Ishtar Games’ The Last Spell magicked itself out of early access this month, and I made the dire mistake of booting it up on Steam. From the tutorial I knew the tactical, almost puzzle-like take on the genre would captivate me like many had before it. The question now is whether I’m going to play for 40 hours or 400 because the developers packed an impressive amount of mechanics into the dark fantasy world that walks a thin, pixelated line between tedious management and addictive strategy.
From the tutorial, I knew I was in trouble as it thoughtfully explained mechanic after mechanic.

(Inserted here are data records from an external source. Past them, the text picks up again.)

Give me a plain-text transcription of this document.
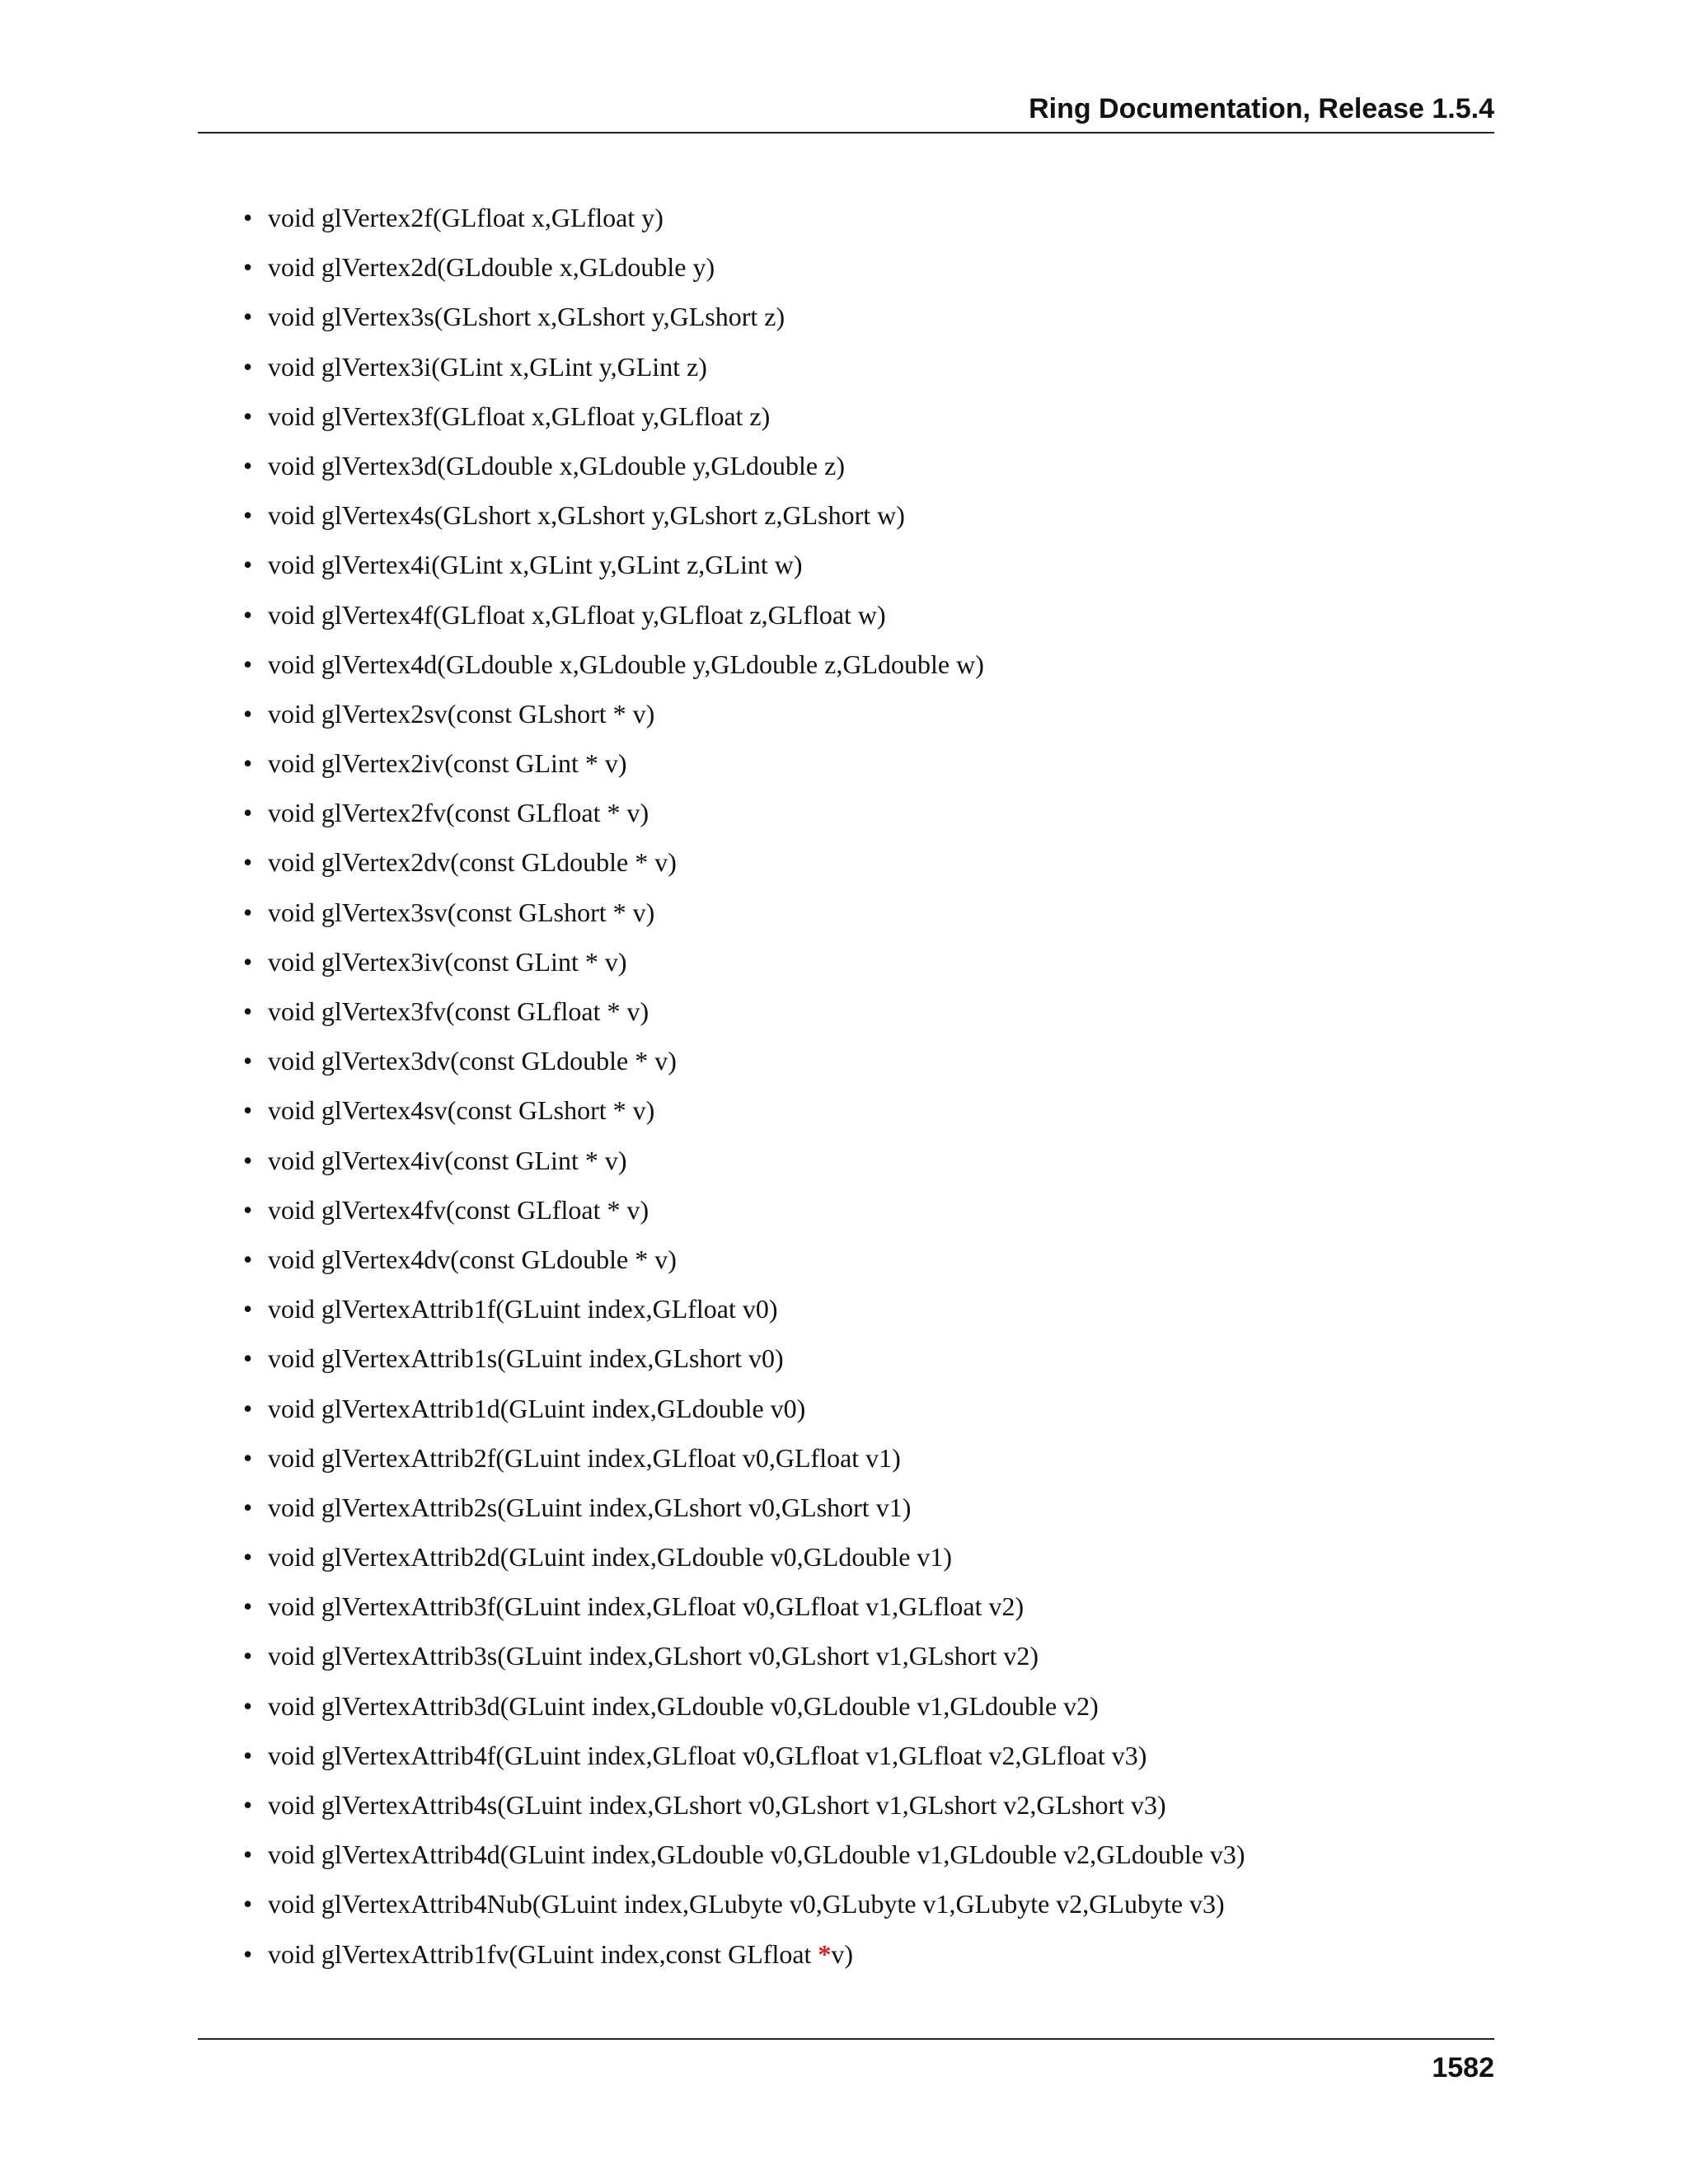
Ring Documentation, Release 1.5.4
• void glVertex2f(GLfloat x,GLfloat y)
• void glVertex2d(GLdouble x,GLdouble y)
• void glVertex3s(GLshort x,GLshort y,GLshort z)
• void glVertex3i(GLint x,GLint y,GLint z)
• void glVertex3f(GLfloat x,GLfloat y,GLfloat z)
• void glVertex3d(GLdouble x,GLdouble y,GLdouble z)
• void glVertex4s(GLshort x,GLshort y,GLshort z,GLshort w)
• void glVertex4i(GLint x,GLint y,GLint z,GLint w)
• void glVertex4f(GLfloat x,GLfloat y,GLfloat z,GLfloat w)
• void glVertex4d(GLdouble x,GLdouble y,GLdouble z,GLdouble w)
• void glVertex2sv(const GLshort * v)
• void glVertex2iv(const GLint * v)
• void glVertex2fv(const GLfloat * v)
• void glVertex2dv(const GLdouble * v)
• void glVertex3sv(const GLshort * v)
• void glVertex3iv(const GLint * v)
• void glVertex3fv(const GLfloat * v)
• void glVertex3dv(const GLdouble * v)
• void glVertex4sv(const GLshort * v)
• void glVertex4iv(const GLint * v)
• void glVertex4fv(const GLfloat * v)
• void glVertex4dv(const GLdouble * v)
• void glVertexAttrib1f(GLuint index,GLfloat v0)
• void glVertexAttrib1s(GLuint index,GLshort v0)
• void glVertexAttrib1d(GLuint index,GLdouble v0)
• void glVertexAttrib2f(GLuint index,GLfloat v0,GLfloat v1)
• void glVertexAttrib2s(GLuint index,GLshort v0,GLshort v1)
• void glVertexAttrib2d(GLuint index,GLdouble v0,GLdouble v1)
• void glVertexAttrib3f(GLuint index,GLfloat v0,GLfloat v1,GLfloat v2)
• void glVertexAttrib3s(GLuint index,GLshort v0,GLshort v1,GLshort v2)
• void glVertexAttrib3d(GLuint index,GLdouble v0,GLdouble v1,GLdouble v2)
• void glVertexAttrib4f(GLuint index,GLfloat v0,GLfloat v1,GLfloat v2,GLfloat v3)
• void glVertexAttrib4s(GLuint index,GLshort v0,GLshort v1,GLshort v2,GLshort v3)
• void glVertexAttrib4d(GLuint index,GLdouble v0,GLdouble v1,GLdouble v2,GLdouble v3)
• void glVertexAttrib4Nub(GLuint index,GLubyte v0,GLubyte v1,GLubyte v2,GLubyte v3)
• void glVertexAttrib1fv(GLuint index,const GLfloat *v)
1582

I learned there were two phases, day and night. Easy. During the day, I had to build up defenses for my town. At night, undead hordes attacked from one (and later, more than one) direction, requiring me to place three heroes — a fighter, archer, and a mage — to stop them. Each hero had three random attributes, positive and negative, like Hardy, which made them more robust, or Nudist, which meant they couldn’t equip armor.
At this point, I followed and mostly ignored the 18 other secondary stats in the character window for my own sanity. Equipment slots for head, body, legs, two weapons, two trinkets, bag slots, and so on. I was still following. Randomized stat increases to choose from upon level up with different rarities. Six columns and five rows of perks to also select. Weapons with different skill sets. Enemies with different amounts of armor, health, and attacks. Managing health and mana by building wells and temples, assigning workers to them, and constructing other buildings besides. Mysterious beings from beyond that rewarded me based on how well I did, granting me bonuses that carried over between runs and unlocking weapons with different skills.
On and on it went, with the depth of each of these revealing themselves as I continued to play. More is not always merrier in games like these, but if done right, all these systems could add to hours upon hours of addictive gameplay — or put up an insurmountable wall of tedium. If balanced well, The Last Spell has a chance of being one of my most played games of 2023 by encapsulating the irresistible pull of “just one more round.” I already feel it. But I also dread when the nighttime battle ends and I’m immediately greeted with pop-ups and things to manage during the day.
Slay the Spire, for example, nailed that “just one more run” by making it super simple to jump back in. I didn’t have to think much beyond which of the four characters to choose and at which Ascension level. The more important choices of cards and paths to take would come later, and I put nearly 1,000 hours into the card-based roguelite. Into the Breach, on the other hand, with its plentiful squads with high learning curves, lost me after only a dozen hours.
With The Last Spell, a bevy of choices occur every cycle, and as each night battle against the zombie hordes last no longer than 10 minutes, I worry I will lose interest in upgrading towns and assigning workers to clean up piles of undead remains to eek out some resources — of which there are several to manage.
At the same time, I feel the pull of The Last Spell while I finish up other games in my backlog. Whether collecting the last few heroes in Octopath Traveller II, clearing the last few missions in Wo Long: Fallen Dynasty, or completing my ill-advised Maddening run in Fire Emblem Engage, fighting those undead hordes over and over to some crunchy guitar riffs, learning myriad and intricate systems, and failing and doing it all over again has me entranced. I’m going to have to put in a few dozen more hours before I find out how strong of a hold The Last Spell truly has on me — at least until another roguelite drops and steals my attention away.